Jane choked on another sob but at last grew a little calmer.  “I am sorry, Kitty.  I would have told you before, only I was so … so ashamed.”  She wiped her eyes with a handkerchief and swallowed.  “It was a few weeks ago.  Charles’s sister and her husband were staying with us.”

“Caroline, do you mean?”

Caroline Bingley, the younger of Charles’s two sisters, married Edward’s older brother last year.

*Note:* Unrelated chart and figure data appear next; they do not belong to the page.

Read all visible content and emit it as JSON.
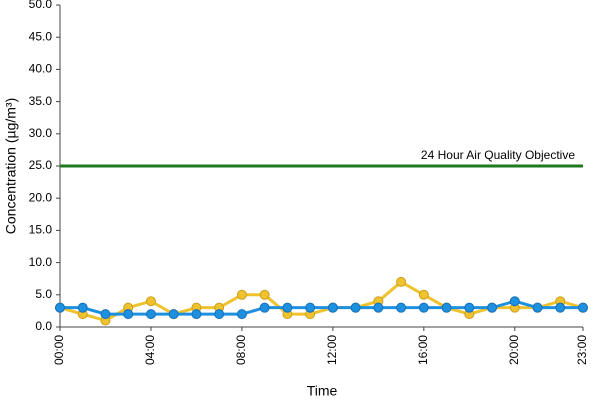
{
  "chart_data": {
    "type": "line",
    "categories": [
      "00:00",
      null,
      null,
      null,
      "04:00",
      null,
      null,
      null,
      "08:00",
      null,
      null,
      null,
      "12:00",
      null,
      null,
      null,
      "16:00",
      null,
      null,
      null,
      "20:00",
      null,
      null,
      "23:00"
    ],
    "series": [
      {
        "color": "#f0c22e",
        "values": [
          3,
          2,
          1,
          3,
          4,
          2,
          3,
          3,
          5,
          5,
          2,
          2,
          3,
          3,
          4,
          7,
          5,
          3,
          2,
          3,
          3,
          3,
          4,
          3
        ]
      },
      {
        "color": "#1e90e0",
        "values": [
          3,
          3,
          2,
          2,
          2,
          2,
          2,
          2,
          2,
          3,
          3,
          3,
          3,
          3,
          3,
          3,
          3,
          3,
          3,
          3,
          4,
          3,
          3,
          3
        ]
      }
    ],
    "objective": {
      "value": 25,
      "label": "24 Hour Air Quality Objective",
      "color": "#1f7a1f"
    },
    "ylim": [
      0,
      50
    ],
    "yticks": [
      {
        "value": 0,
        "label": "0.0"
      },
      {
        "value": 5,
        "label": "5.0"
      },
      {
        "value": 10,
        "label": "10.0"
      },
      {
        "value": 15,
        "label": "15.0"
      },
      {
        "value": 20,
        "label": "20.0"
      },
      {
        "value": 25,
        "label": "25.0"
      },
      {
        "value": 30,
        "label": "30.0"
      },
      {
        "value": 35,
        "label": "35.0"
      },
      {
        "value": 40,
        "label": "40.0"
      },
      {
        "value": 45,
        "label": "45.0"
      },
      {
        "value": 50,
        "label": "50.0"
      }
    ],
    "xlabel": "Time",
    "ylabel": "Concentration (µg/m³)"
  }
}
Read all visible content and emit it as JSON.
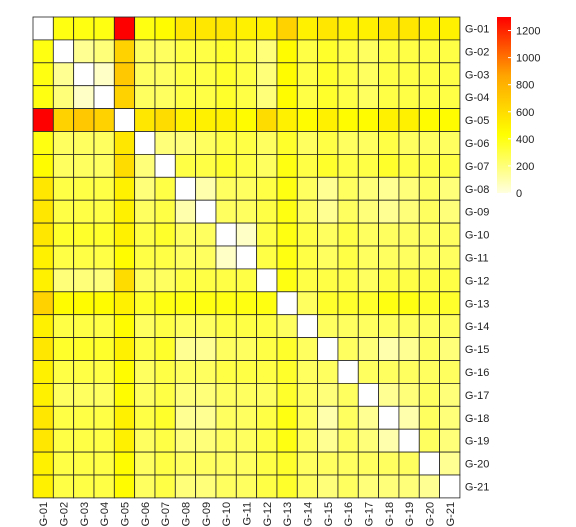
{
  "chart_data": {
    "type": "heatmap",
    "title": "",
    "xlabel": "",
    "ylabel": "",
    "rows": [
      "G-01",
      "G-02",
      "G-03",
      "G-04",
      "G-05",
      "G-06",
      "G-07",
      "G-08",
      "G-09",
      "G-10",
      "G-11",
      "G-12",
      "G-13",
      "G-14",
      "G-15",
      "G-16",
      "G-17",
      "G-18",
      "G-19",
      "G-20",
      "G-21"
    ],
    "cols": [
      "G-01",
      "G-02",
      "G-03",
      "G-04",
      "G-05",
      "G-06",
      "G-07",
      "G-08",
      "G-09",
      "G-10",
      "G-11",
      "G-12",
      "G-13",
      "G-14",
      "G-15",
      "G-16",
      "G-17",
      "G-18",
      "G-19",
      "G-20",
      "G-21"
    ],
    "values": [
      [
        0,
        400,
        400,
        400,
        1300,
        400,
        450,
        550,
        550,
        550,
        500,
        500,
        650,
        500,
        550,
        500,
        500,
        550,
        550,
        500,
        500
      ],
      [
        400,
        0,
        150,
        200,
        650,
        250,
        250,
        300,
        300,
        350,
        300,
        200,
        450,
        300,
        350,
        300,
        250,
        300,
        300,
        300,
        300
      ],
      [
        400,
        150,
        0,
        50,
        700,
        250,
        250,
        300,
        300,
        350,
        300,
        200,
        450,
        300,
        350,
        300,
        250,
        300,
        300,
        300,
        300
      ],
      [
        400,
        200,
        50,
        0,
        650,
        250,
        250,
        300,
        300,
        350,
        300,
        200,
        450,
        300,
        350,
        300,
        250,
        300,
        300,
        300,
        300
      ],
      [
        1300,
        650,
        700,
        650,
        0,
        550,
        600,
        500,
        500,
        500,
        450,
        600,
        500,
        450,
        500,
        450,
        450,
        500,
        500,
        450,
        450
      ],
      [
        400,
        250,
        250,
        250,
        550,
        0,
        200,
        200,
        250,
        300,
        300,
        250,
        350,
        250,
        300,
        250,
        250,
        300,
        250,
        250,
        250
      ],
      [
        450,
        250,
        250,
        250,
        600,
        200,
        0,
        300,
        300,
        350,
        300,
        250,
        400,
        300,
        350,
        300,
        300,
        350,
        300,
        300,
        300
      ],
      [
        550,
        300,
        300,
        300,
        500,
        200,
        300,
        0,
        100,
        250,
        250,
        300,
        400,
        250,
        150,
        250,
        200,
        150,
        200,
        250,
        200
      ],
      [
        550,
        300,
        300,
        300,
        500,
        250,
        300,
        100,
        0,
        250,
        250,
        300,
        400,
        250,
        150,
        250,
        200,
        150,
        200,
        250,
        200
      ],
      [
        550,
        350,
        350,
        350,
        500,
        300,
        350,
        250,
        250,
        0,
        50,
        300,
        400,
        300,
        250,
        300,
        250,
        250,
        250,
        250,
        250
      ],
      [
        500,
        300,
        300,
        300,
        450,
        300,
        300,
        250,
        250,
        50,
        0,
        300,
        400,
        300,
        250,
        300,
        250,
        250,
        250,
        250,
        250
      ],
      [
        500,
        200,
        200,
        200,
        600,
        250,
        250,
        300,
        300,
        300,
        300,
        0,
        400,
        300,
        300,
        300,
        250,
        300,
        300,
        300,
        300
      ],
      [
        650,
        450,
        450,
        450,
        500,
        350,
        400,
        400,
        400,
        400,
        400,
        400,
        0,
        250,
        350,
        350,
        350,
        400,
        400,
        350,
        350
      ],
      [
        500,
        300,
        300,
        300,
        450,
        250,
        300,
        250,
        250,
        300,
        300,
        300,
        250,
        0,
        250,
        250,
        250,
        250,
        250,
        250,
        250
      ],
      [
        550,
        350,
        350,
        350,
        500,
        300,
        350,
        150,
        150,
        250,
        250,
        300,
        350,
        250,
        0,
        250,
        200,
        100,
        150,
        250,
        200
      ],
      [
        500,
        300,
        300,
        300,
        450,
        250,
        300,
        250,
        250,
        300,
        300,
        300,
        350,
        250,
        250,
        0,
        250,
        250,
        250,
        250,
        250
      ],
      [
        500,
        250,
        250,
        250,
        450,
        250,
        300,
        200,
        200,
        250,
        250,
        250,
        350,
        250,
        200,
        250,
        0,
        150,
        200,
        250,
        200
      ],
      [
        550,
        300,
        300,
        300,
        500,
        300,
        350,
        150,
        150,
        250,
        250,
        300,
        400,
        250,
        100,
        250,
        150,
        0,
        100,
        250,
        200
      ],
      [
        550,
        300,
        300,
        300,
        500,
        250,
        300,
        200,
        200,
        250,
        250,
        300,
        400,
        250,
        150,
        250,
        200,
        100,
        0,
        250,
        200
      ],
      [
        500,
        300,
        300,
        300,
        450,
        250,
        300,
        250,
        250,
        250,
        250,
        300,
        350,
        250,
        250,
        250,
        250,
        250,
        250,
        0,
        150
      ],
      [
        500,
        300,
        300,
        300,
        450,
        250,
        300,
        200,
        200,
        250,
        250,
        300,
        350,
        250,
        200,
        250,
        200,
        200,
        200,
        150,
        0
      ]
    ],
    "colorbar": {
      "ticks": [
        0,
        200,
        400,
        600,
        800,
        1000,
        1200
      ],
      "range": [
        0,
        1300
      ],
      "colors": [
        "#ffffe0",
        "#ffff00",
        "#ffa500",
        "#ff0000"
      ]
    },
    "grid": true
  }
}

Jane shook her head.  “No, Louisa.”

Louisa is Mrs. Hurst.  Which means, I suppose, that Mrs. Hurst must have come direct from Jane and Charles to London and her mission to launch Miranda Pettigrew.

Jane drew a shaky breath and went on.  “While Louisa and Mr. Hurst were staying with us, we went to a dinner party at Lord Brompton’s.  He has the estate next to ours.  It was a very large party—there must have been sixty guests there in all.  And as it turned out, Louisa was previously acquainted with some of the other ladies present.  She … when we ladies had left the gentlemen in the dining room to enjoy their port, Louisa … she proposed that we play at cards to pass the time.”

Jane stopped and swallowed again.  “I … I do not care much for cards, as you know.  I have never been at all good at those sorts of games.  But Louisa pressed me very much to join in and promised me that she would help me.  She said that she would sit by me and be my partner.  That I need only follow her lead.  And I thought”—Jane’s voice shook—“I did not wish to seem discourteous, when Louisa had been so kind and had offered to go to so much trouble for me.  So I— what did you say, Kitty?”

“Nothing.”  I was beginning to suspect in which direction Jane’s story was heading.  And I would be—to borrow one of the soldiers’ expressions I learned in Brussels—a bachelor’s daughter if I believed there was anything remotely kind about Mrs. Hurst’s offer of help.  “Go on,” I told Jane.